Liner Notes from Jason P. Woodbury:

There’s a scene in The True History of The Traveling Wilburys short documentary in which the viewer is treated to footage of drummer Jim Keltner furiously smacking his sticks on cabinet doors, refrigerator shelves, and other surfaces in Dave Stewart’s kitchen trailed by a microphone capturing his every move. I keep thinking about that funny scene while listening to Keltner’s playing on Everywhen We Go, the second album from the trip comprising the drummer, guitarist Mike Baggetta, and bassist Mike Watt. Everywhen is a much sparser and direct example of Keltner’s rhythmic sensibility, don’t get me wrong, but the same manic spirit is at work across the album’s nine songs. Everywhen is a playful and forceful outing, a sprightly tangle of sand dune guitars, Los Angeles noir, spazzouts and honey-toned pastorales. Like Keltner in the kitchen, these lifers — whose back catalog spans the avant-garde various Beatles solo albums, The Stooges and strains of outsider punk and rock expression — are at play on the recording.

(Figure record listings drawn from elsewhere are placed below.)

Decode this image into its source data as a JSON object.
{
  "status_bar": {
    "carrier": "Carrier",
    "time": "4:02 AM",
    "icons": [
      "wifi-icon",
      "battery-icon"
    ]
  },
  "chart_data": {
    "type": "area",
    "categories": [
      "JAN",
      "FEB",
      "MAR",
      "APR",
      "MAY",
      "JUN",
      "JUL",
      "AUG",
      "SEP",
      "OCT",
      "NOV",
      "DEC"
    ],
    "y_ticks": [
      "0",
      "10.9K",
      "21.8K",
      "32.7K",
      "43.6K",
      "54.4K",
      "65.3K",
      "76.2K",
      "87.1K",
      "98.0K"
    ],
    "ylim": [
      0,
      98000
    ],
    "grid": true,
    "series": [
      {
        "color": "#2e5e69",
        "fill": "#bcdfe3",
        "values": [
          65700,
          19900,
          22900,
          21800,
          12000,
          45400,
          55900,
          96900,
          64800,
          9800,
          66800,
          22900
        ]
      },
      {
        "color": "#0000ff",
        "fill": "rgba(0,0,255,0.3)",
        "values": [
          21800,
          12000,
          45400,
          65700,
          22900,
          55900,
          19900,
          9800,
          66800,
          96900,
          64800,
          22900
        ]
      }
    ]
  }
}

Like 2019’s Wall of Flowers, which found Baggetta, Watt and Keltner assembled for the first time with producer Chris Schlarb at BIG EGO, these selections were mostly captured over the course of a single day in Long Beach, on November 23rd, 2021. Additional acoustic guitar overdubs were done near Baggetta’s home in Florida but the bulk of the tracking took place in that one extraordinarily generative day. A Sense of possibility just on the edge of comfort fills these recordings and interplay is captivating. On “Fake Break,: a Baggetta original, the rhythm section locks into a steady groove giving the guitarist a chance to alternate between muted distorted riffs and slippery George Harrison-style slides. And is that a second Keltner drum kit overdub on the chorus? Then there’s the Watt composition “Yank It Out,” a showcase for Keltner’s dizzying rhythmic wonkiness and truly out there free playing from Baggetta and Watt. Over and over again, things bloom in unexpected ways: a rock riff unlocks into a pocket universe of meter-less groove’ meditative electric glissandos collapse into lyrical dobro acoustic guitars.

Baggetta, Keltner and Watt are more acquainted than they were when they cut the first record, but there’s nothing here to suggest anything like a comfortable rut. Baggetta ruffs and presents wildly inventive melodies and solos, Watt taps into the spirit of primal rock and roll soul expression and Keltner churns, thunders and burros his sticks continually going some place other than where you expect. When there’s not a lot of time to do a thing you have only enough time to do exactly what you’re going to do. The music of Everywhen We Go offers a tenuous but exhilarating and defiant kind of existence in the face of non-existence. In these days of considerable woe, it’s a powerful thing ot have music like this to explore, wander and get lost in. This is music to listen to while striving to stay human in the face of it all.